Historical Details

Founder of Lusk Herald Last Paid Visit in 1934

Courtesy of The Lusk Herald, 08/17/1961

One morning in the fall of 1934, while I was plugging away at the Herald Linotype in an effort to get out the weekly edition on time, a graying man with a huge handlebar moustache tapped me on the shoulder and introduced himself as J. K. Calkins, the man who founded The Herald, and was the editor and publisher for about the first year of its existence.

Calkins was over 70 years of age then possessed of a distinguished appearance and was such an interesting conversationalist that I immediately deserted the Linotype and listened to his story of the founding of Lusk and The Herald.

Most of all, he wanted me to help him locate his homestead to the east of Lusk, which he took up and later relinquished. We took most of the next day to trying to locate landmarks that were familiar to him almost 50 years ago but didn't look so familiar today. As near as we could make out, his homestead was in the neighborhood of the Cornet place on Highway 20, or near the present site of the airport. But he said the present highway , the refinery and other buildings which weren't there 75 years ago were so confusing that he wasn't certain of anything.

The next time I saw Calkins was perhaps two or three years later. He had aged perceptibly and appeared to have considerable difficulty remembering things. He had his wife and a small child with him when he came to The Herald office, and by the way of starting conversation said, "I realize I am getting old, but I just wanted to visit The Herald once more before cashing in my chips. You know, of the several newspapers I started in Wyoming, The Herald is the only one that has survived." (Among those he started was the Casper Derrick.)

He explained the presence of the small child by saying that it was his grandson. His son, who was a geologist, was killed by a couple of teenage hitchhikers on one of his field trips, his body thrown in a corn field and wasn't discovered until spring. The only means of identification when the body was found was his initials in the inside of a Scottish Rite Masonic ring. The child was born after it's father's death and the mother hasn't fully recovered from the shock of her husband's tragic death, so he and his wife were going to raise the baby until the mother was able to care for it. This family tragedy no doubt contributed greatly to his physical and mental decline in the last few years. The murdered of his son were never apprehended.

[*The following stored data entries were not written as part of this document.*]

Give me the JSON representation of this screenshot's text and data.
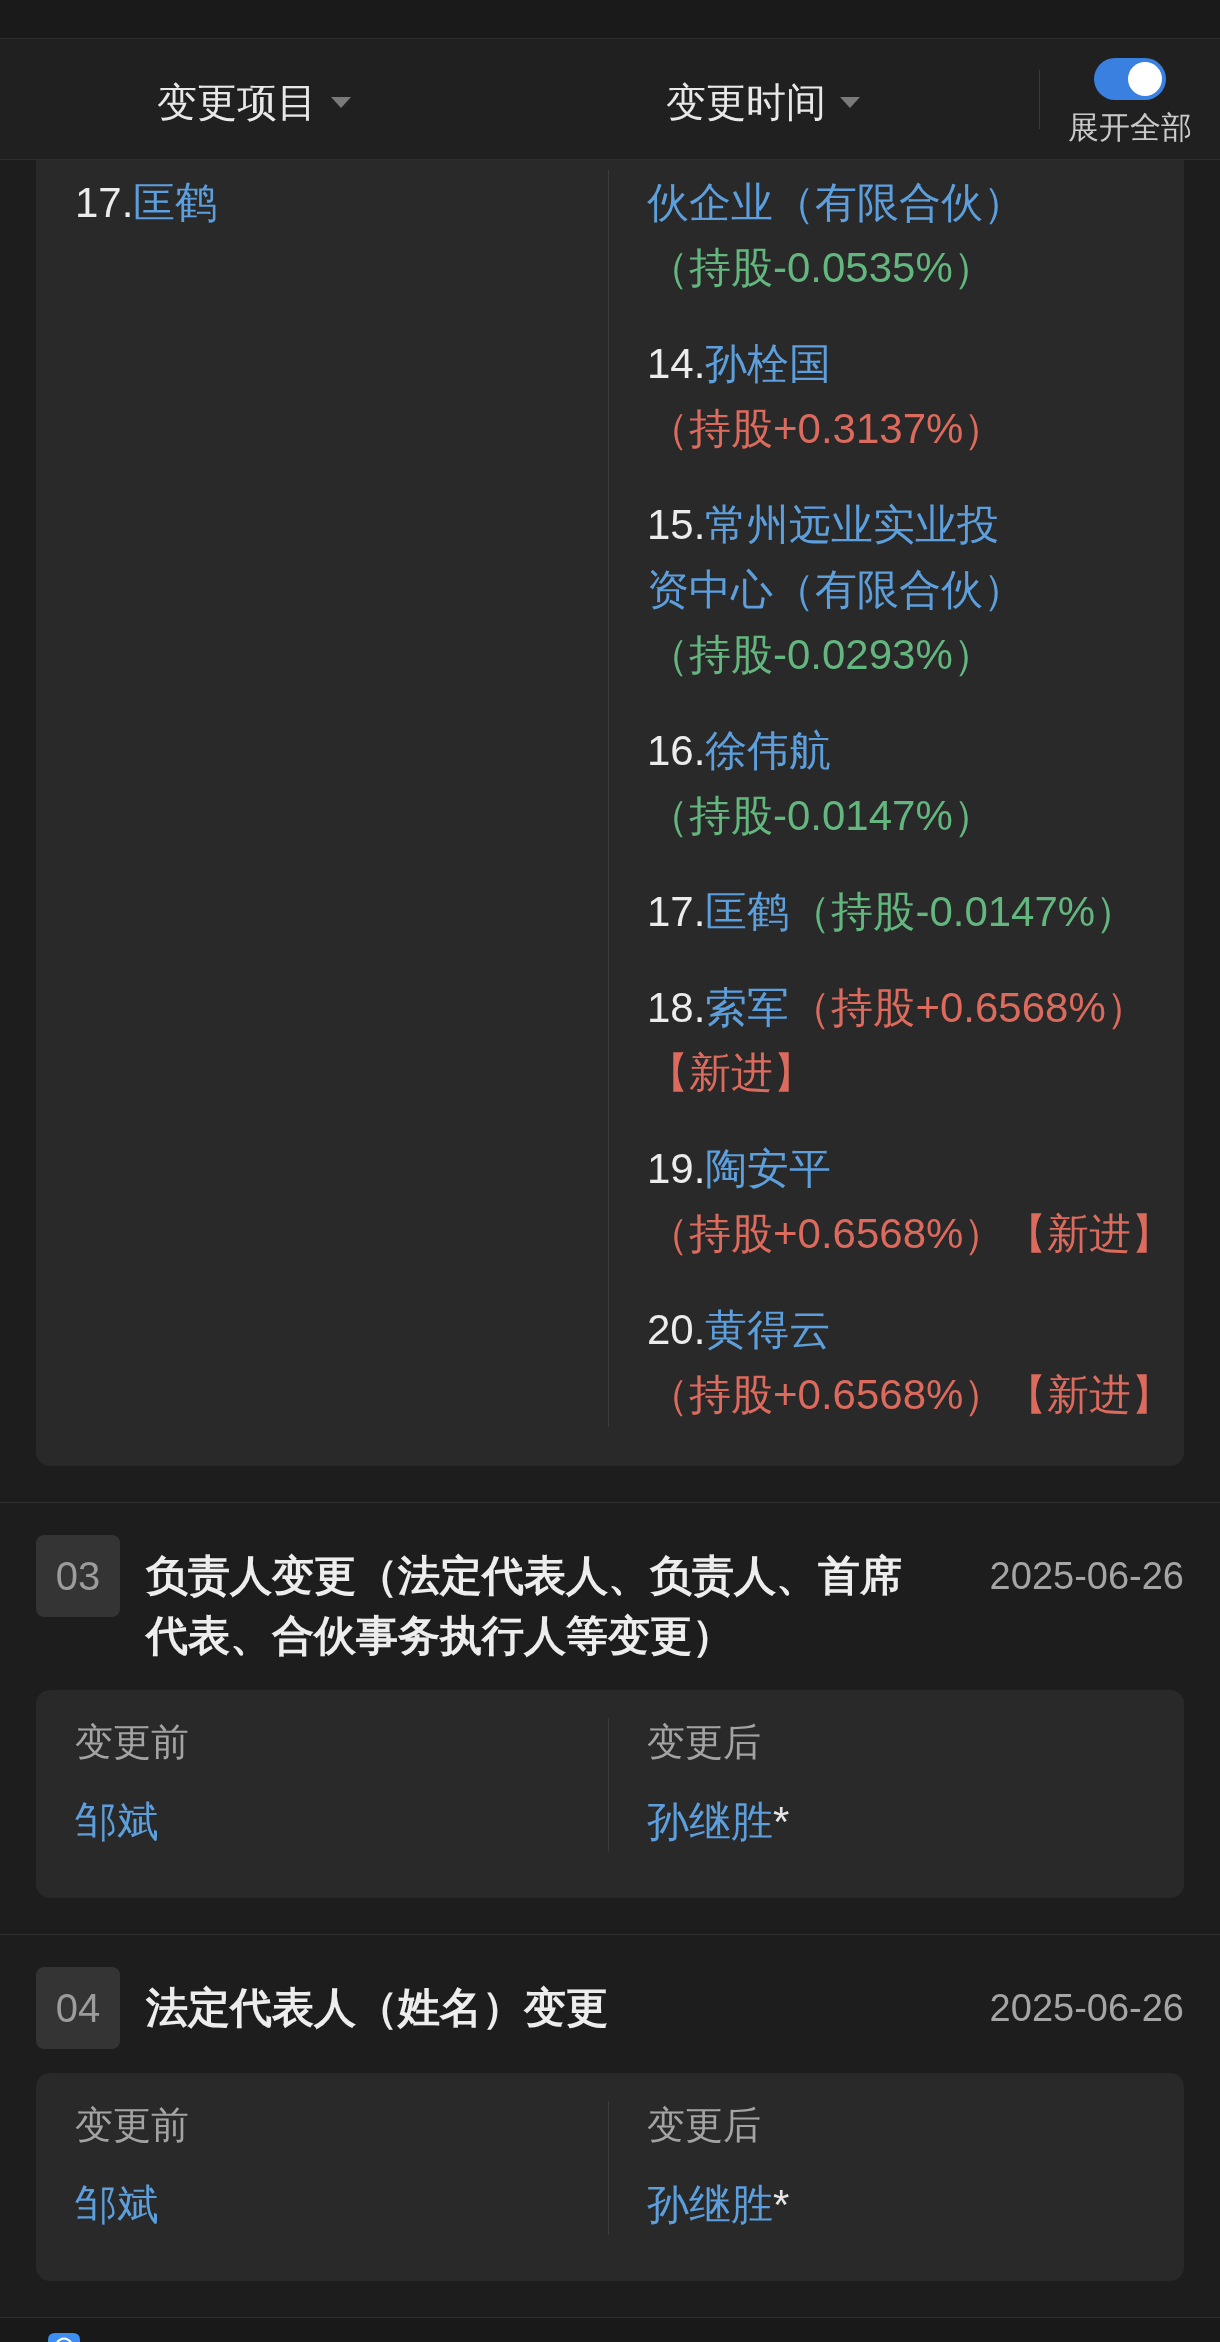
{
  "header": {
    "filters": [
      {
        "label": "变更项目"
      },
      {
        "label": "变更时间"
      }
    ],
    "toggle": {
      "label": "展开全部",
      "on": true
    }
  },
  "continued_card": {
    "before": [
      {
        "no": "17.",
        "name": "匡鹤"
      }
    ],
    "after": [
      {
        "name": "伙企业（有限合伙）",
        "share": "（持股-0.0535%）",
        "color": "#62b67e"
      },
      {
        "no": "14.",
        "name": "孙栓国",
        "share": "（持股+0.3137%）",
        "color": "#dc6a5d"
      },
      {
        "no": "15.",
        "name": "常州远业实业投资中心（有限合伙）",
        "share": "（持股-0.0293%）",
        "color": "#62b67e"
      },
      {
        "no": "16.",
        "name": "徐伟航",
        "share": "（持股-0.0147%）",
        "color": "#62b67e"
      },
      {
        "no": "17.",
        "name": "匡鹤",
        "share": "（持股-0.0147%）",
        "color": "#62b67e"
      },
      {
        "no": "18.",
        "name": "索军",
        "share": "（持股+0.6568%）",
        "color": "#dc6a5d",
        "tag": "【新进】"
      },
      {
        "no": "19.",
        "name": "陶安平",
        "share": "（持股+0.6568%）",
        "color": "#dc6a5d",
        "tag": "【新进】"
      },
      {
        "no": "20.",
        "name": "黄得云",
        "share": "（持股+0.6568%）",
        "color": "#dc6a5d",
        "tag": "【新进】"
      }
    ]
  },
  "sections": [
    {
      "number": "03",
      "title": "负责人变更（法定代表人、负责人、首席代表、合伙事务执行人等变更）",
      "date": "2025-06-26",
      "columns": [
        {
          "label": "变更前",
          "value": "邹斌"
        },
        {
          "label": "变更后",
          "value": "孙继胜",
          "suffix": "*"
        }
      ]
    },
    {
      "number": "04",
      "title": "法定代表人（姓名）变更",
      "date": "2025-06-26",
      "columns": [
        {
          "label": "变更前",
          "value": "邹斌"
        },
        {
          "label": "变更后",
          "value": "孙继胜",
          "suffix": "*"
        }
      ]
    }
  ]
}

As to the founding of The Herald, let Mr. Calkins tell his own story as he wrote it for the 50th anniversary edition of The Herald in 1936:

THE LUSK HERALD COMPLETES FIRST 50 YRS. OF CAREER

Established May 20th, 1886 By J.K. Calkins

THE LUSK HERALD was fifty years old on Wednesday, May 20, 1936-having been published continuously since May 20, 1886, when it was established in a tent in the old town of Silver Cliff by J.K. Calkins. After the boom incident to the coming of the railroad had subsided, or in less than a year from the day of its first publication, Mr. Calkins sold The Herald to James E. Mayes, who was his typesetter, and Mr. Mayes continued to run it until he sold it to Mr. and Mrs. G. C. Forsythe in 1914. At the beginning of the oil boom in 1919, Boyd Burrowes, who had been a theatrical man on the road, but whose tent show had been swept away by a tornado, was temporarily employed as a clerk in the Snyder store. Believing that Lusk should have a more up-to-date newspaper than was being issued, he induced the late Martin C. Agnew and Ralph Olinger to buy out the Forsythes, and organize a stock company, buy new equipment and install a modern printing press. Things went along fine for a while and The Herald did a fine business. Within a short time, the boom subsided, and Mr. Agnew passed away, leaving Burrowes and Mr. Olinger to manage the destinies of The Herald. Things were not coming fast enough for Burrowes, and he decided to seek greener fields. Accordingly, Mrs. Agnew took active charge of the newspaper, and she and Mr. Olinger continued to run it, until Mrs. Agnew's marriage in April of 1926 to J.R. Griffith. Then Griffith acquired Mr. Olinger's interest, and the Griffiths run the paper today as a co-partnership, the other stock-holders having been bought out and the corporation dissolved. This briefly, is the history of The Lusk Herald. Throughout the years it has continued publication under its original name, which makes it the oldest newspaper in Wyoming. There are older ones but they have lost their identity by merging with other papers- the Cheyenne Tribune absorbed by the Sun and the Leader, the Laramie Boomerang was absorbed by the Laramie Republican, and others established earlier have long since passed into oblivion. The Herald has been published in a Territory, a State, and three counties, but has never changed its
place of publication. When it first saw the light of day, Wyoming was a Territory, Lusk was in Laramie County, with Cheyenne as the county seat; later, Lusk was in Converse county, and then in Niobrara County.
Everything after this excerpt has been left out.